According to these claims, from the moment Pakistan came into existence on 14 August 1947, Balochistan’s incorporation was followed not by development, but by extraction — enforced through military power rather than consent. Baloch representatives argue that even foreign-backed projects such as the China–Pakistan Economic Corridor (CPEC), under which nearly $70 billion has flowed into Pakistan, have done little to alter this pattern. Instead, they say, such initiatives have deepened the cycle of extraction while excluding the local population from meaningful benefits.
History, too, is invoked as evidence of this imbalance. Baloch sources point to the episode involving Mir Ahmad Yar Khan, the ruler of Balochistan, who is said to have weighed Muhammad Ali Jinnah in gold in 1947 to help the new state establish its currency. Today, that gold would be worth billions. For many Baloch, this episode symbolises not partnership, but the beginning of economic dispossession.
Even more consequential are the post-1948 figures cited by Baloch activists. Pakistan’s defence expenditure is alleged to have crossed $5 trillion over the decades, much of it, they argue, financed through revenues drawn from Balochistan’s gas, minerals, and metals. Alongside this, accusations persist that nearly $6 trillion has been siphoned abroad as black money by elements within the military establishment — wealth that Baloch voices insist originated in the region’s natural resources.
The daily numbers underline the scale of the grievance. Claims suggest that the Sui gas field alone generates ₹42 billion per day from over 100 wells, while Pakistan earns billions more from nearly 2,000 coal mines and from gold and copper extraction at Saindak and Reko Diq. When the cumulative cost of Pakistan’s military arsenal — weapons, aircraft, naval fleets, armoured vehicles, and personnel — is added up, the total runs into trillions of dollars. Baloch representatives argue that this military power has effectively been financed by Balochistan’s soil.
And yet, Balochistan remains one of the most underdeveloped regions in Pakistan. This is the most damning contradiction of all. A land rich in gas, coal, gold, and copper continues to see its people living below the poverty line, without reliable access to education, healthcare, or basic infrastructure. Resource wealth has not translated into human development — a failure that cannot be explained away by geography or governance alone.

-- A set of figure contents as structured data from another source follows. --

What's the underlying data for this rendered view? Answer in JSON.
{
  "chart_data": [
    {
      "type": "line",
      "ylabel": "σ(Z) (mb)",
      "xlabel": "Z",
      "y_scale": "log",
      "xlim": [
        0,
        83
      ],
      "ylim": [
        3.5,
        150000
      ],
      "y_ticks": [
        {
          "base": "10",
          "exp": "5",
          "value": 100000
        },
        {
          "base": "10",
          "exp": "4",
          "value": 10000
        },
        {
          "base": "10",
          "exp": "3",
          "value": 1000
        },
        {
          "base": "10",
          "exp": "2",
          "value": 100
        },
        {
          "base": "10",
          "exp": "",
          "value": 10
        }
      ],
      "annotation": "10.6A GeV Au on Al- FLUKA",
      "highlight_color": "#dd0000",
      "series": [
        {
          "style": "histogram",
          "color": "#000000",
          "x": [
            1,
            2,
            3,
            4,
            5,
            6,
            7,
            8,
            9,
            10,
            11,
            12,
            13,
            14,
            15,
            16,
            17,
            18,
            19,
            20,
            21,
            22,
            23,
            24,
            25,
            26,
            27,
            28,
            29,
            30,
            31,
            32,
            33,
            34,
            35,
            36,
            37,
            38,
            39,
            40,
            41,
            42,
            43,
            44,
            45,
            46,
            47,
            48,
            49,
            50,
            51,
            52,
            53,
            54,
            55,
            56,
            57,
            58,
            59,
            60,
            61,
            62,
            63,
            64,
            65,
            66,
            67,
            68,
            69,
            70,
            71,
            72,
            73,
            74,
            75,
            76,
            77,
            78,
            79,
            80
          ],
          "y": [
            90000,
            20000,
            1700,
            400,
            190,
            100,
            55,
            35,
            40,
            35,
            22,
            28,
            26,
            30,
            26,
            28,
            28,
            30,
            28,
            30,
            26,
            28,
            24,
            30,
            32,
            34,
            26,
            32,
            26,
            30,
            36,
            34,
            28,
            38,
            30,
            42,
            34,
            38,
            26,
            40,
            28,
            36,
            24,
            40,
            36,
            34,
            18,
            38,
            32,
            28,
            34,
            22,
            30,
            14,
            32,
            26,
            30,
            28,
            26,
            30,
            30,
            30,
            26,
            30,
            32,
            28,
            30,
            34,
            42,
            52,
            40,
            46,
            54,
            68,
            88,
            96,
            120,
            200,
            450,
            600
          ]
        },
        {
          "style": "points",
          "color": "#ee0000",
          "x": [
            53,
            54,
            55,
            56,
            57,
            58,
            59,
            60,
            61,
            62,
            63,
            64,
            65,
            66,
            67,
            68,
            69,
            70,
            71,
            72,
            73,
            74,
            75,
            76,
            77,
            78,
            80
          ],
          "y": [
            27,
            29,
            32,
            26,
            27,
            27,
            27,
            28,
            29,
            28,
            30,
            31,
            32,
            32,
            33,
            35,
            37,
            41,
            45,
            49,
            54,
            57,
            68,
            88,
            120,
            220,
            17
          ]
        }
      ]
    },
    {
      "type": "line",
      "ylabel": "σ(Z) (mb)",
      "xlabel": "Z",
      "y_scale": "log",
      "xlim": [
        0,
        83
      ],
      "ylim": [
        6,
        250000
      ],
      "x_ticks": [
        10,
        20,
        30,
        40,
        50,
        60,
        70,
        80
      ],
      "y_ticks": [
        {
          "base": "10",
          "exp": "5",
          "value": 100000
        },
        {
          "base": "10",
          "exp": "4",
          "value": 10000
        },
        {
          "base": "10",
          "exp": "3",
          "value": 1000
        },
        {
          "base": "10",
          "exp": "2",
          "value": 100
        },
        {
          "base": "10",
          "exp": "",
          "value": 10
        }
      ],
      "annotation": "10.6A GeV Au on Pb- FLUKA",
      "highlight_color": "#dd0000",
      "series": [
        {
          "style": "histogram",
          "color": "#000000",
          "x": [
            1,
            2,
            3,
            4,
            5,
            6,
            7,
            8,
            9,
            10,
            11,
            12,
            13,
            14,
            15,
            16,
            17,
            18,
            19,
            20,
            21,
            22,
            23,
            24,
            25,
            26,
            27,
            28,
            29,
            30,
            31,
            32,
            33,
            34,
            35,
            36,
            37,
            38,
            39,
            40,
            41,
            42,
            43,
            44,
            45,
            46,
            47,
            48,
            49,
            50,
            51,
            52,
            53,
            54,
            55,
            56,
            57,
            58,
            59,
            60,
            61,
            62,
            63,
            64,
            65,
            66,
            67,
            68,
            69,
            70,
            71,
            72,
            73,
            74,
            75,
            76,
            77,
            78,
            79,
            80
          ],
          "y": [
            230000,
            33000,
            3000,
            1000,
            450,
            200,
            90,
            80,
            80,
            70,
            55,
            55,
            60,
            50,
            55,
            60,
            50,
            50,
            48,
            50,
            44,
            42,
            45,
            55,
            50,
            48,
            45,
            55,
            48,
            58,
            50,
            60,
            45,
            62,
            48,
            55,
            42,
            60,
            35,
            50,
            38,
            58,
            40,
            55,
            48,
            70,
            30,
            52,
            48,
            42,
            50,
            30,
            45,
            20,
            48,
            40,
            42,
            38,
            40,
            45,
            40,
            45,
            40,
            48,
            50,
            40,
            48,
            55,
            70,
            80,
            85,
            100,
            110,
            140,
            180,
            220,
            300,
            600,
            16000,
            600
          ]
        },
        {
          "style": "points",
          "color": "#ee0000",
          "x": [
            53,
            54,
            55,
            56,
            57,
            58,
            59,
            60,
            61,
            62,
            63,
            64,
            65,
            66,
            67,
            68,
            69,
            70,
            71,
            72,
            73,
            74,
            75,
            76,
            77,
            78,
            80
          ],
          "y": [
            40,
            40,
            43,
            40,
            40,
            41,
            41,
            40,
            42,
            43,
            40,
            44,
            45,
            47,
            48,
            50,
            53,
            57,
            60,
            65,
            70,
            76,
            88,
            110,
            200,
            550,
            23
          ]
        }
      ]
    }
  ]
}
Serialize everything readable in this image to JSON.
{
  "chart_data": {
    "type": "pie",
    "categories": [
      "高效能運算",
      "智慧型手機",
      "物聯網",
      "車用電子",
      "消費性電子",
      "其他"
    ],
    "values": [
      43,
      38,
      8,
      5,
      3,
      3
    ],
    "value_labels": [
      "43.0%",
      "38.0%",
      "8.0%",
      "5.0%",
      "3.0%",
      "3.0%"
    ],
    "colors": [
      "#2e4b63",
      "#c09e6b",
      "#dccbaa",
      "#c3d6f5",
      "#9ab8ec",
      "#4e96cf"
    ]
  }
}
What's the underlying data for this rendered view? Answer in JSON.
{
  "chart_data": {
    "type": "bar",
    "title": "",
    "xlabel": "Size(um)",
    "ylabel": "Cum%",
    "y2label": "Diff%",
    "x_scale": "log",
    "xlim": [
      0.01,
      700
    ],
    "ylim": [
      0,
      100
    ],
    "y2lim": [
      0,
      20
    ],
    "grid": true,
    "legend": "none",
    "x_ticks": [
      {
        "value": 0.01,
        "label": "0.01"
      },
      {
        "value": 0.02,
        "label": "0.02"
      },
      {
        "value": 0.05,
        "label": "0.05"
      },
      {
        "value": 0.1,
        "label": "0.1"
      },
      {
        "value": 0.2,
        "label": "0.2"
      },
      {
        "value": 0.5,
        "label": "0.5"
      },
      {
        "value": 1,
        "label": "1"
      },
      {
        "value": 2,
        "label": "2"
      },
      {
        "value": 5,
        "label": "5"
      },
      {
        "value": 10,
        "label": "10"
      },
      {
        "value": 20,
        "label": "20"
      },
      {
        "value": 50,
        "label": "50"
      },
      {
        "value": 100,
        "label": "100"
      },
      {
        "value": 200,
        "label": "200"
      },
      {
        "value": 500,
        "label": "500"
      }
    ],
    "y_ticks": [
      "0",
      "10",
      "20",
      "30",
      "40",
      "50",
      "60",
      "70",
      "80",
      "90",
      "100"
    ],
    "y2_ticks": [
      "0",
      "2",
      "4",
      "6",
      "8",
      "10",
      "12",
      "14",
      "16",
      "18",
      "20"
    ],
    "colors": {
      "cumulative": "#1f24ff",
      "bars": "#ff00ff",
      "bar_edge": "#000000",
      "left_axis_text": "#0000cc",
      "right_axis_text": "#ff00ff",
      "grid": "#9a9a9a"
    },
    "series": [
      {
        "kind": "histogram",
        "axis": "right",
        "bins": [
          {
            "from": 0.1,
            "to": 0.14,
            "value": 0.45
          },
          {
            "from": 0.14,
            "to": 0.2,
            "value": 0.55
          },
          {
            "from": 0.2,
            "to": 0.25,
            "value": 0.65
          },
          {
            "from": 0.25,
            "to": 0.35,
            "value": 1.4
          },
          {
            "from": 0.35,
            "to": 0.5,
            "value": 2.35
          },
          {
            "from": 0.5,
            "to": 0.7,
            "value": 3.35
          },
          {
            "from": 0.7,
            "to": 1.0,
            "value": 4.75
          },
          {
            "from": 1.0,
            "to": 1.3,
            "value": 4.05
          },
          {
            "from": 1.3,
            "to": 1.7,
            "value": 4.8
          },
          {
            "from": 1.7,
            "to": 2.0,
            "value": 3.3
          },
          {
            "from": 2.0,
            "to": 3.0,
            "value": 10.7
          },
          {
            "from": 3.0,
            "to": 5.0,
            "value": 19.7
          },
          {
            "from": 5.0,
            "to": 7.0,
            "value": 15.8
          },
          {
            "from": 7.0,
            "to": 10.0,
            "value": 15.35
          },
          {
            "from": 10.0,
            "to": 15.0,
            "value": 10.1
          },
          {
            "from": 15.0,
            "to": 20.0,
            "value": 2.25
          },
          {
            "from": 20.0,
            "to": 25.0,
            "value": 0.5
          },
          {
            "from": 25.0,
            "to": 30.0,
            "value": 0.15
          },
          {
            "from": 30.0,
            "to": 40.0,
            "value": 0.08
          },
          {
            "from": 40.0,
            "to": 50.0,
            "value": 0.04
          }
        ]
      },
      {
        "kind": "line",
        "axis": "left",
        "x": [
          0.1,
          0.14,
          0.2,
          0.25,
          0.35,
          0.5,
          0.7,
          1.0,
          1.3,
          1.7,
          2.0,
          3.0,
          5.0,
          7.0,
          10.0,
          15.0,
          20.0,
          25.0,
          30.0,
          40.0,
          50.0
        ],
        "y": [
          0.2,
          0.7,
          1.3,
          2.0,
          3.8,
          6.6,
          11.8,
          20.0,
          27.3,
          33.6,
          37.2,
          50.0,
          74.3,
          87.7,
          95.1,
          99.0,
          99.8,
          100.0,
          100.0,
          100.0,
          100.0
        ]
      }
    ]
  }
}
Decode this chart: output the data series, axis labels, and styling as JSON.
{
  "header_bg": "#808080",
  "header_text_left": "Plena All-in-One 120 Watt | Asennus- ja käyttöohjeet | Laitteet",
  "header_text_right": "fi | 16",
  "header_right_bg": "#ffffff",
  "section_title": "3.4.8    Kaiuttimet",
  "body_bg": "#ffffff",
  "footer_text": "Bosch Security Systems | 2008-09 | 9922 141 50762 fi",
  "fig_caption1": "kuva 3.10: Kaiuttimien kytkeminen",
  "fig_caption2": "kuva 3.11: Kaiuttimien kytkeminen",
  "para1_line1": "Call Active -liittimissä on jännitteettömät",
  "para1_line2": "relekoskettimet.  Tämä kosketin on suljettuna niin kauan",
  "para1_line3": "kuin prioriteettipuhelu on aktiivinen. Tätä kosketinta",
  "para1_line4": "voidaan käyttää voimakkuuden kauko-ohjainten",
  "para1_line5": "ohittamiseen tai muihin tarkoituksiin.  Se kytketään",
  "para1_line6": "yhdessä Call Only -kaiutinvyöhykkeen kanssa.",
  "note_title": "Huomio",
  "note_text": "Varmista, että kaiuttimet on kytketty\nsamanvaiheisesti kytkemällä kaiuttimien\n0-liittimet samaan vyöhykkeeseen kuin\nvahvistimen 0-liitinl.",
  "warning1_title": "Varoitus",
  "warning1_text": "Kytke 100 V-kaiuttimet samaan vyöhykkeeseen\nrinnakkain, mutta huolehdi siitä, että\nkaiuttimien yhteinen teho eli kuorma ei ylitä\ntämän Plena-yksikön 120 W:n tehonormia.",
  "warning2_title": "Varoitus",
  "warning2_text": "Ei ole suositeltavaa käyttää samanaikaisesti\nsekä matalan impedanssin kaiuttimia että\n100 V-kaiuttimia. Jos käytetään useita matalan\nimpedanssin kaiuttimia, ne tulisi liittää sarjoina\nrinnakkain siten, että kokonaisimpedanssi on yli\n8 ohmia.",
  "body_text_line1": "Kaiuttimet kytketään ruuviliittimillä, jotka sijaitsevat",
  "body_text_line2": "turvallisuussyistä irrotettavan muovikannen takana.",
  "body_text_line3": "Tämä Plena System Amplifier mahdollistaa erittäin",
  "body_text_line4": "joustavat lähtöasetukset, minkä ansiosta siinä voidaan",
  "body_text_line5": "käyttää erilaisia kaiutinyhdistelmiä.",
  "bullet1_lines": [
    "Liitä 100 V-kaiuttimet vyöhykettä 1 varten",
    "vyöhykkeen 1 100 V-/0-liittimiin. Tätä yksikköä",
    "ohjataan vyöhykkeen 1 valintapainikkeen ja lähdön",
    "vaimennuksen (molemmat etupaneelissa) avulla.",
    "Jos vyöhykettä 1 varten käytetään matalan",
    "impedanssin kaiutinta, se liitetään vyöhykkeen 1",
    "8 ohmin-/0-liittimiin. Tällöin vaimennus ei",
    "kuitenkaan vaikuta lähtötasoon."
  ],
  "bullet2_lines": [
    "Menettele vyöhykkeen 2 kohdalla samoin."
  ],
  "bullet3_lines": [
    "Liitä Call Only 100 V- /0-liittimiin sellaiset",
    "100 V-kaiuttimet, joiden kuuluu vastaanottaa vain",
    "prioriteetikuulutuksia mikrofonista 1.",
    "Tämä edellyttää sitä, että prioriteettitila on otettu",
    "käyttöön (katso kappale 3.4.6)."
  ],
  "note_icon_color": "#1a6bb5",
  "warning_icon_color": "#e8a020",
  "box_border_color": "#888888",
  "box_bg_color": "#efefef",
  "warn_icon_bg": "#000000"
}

For Baloch voices, the argument is no longer merely economic. It is existential. They contend that the time has come to end what they describe as decades of plunder, to reclaim every penny allegedly taken, and to redirect that wealth toward rebuilding Balochistan’s economy, infrastructure, and social fabric. Compensation, they argue, is not charity — it is restitution.
Pakistan has consistently rejected these allegations. But denial does not make the questions disappear. As regional and international attention increasingly turns toward issues of resource justice, federal equity, and internal colonialism, the Balochistan question stands as a stark reminder: no state can indefinitely sustain itself by extracting wealth from one people while denying them dignity, development, and a fair share in their own land.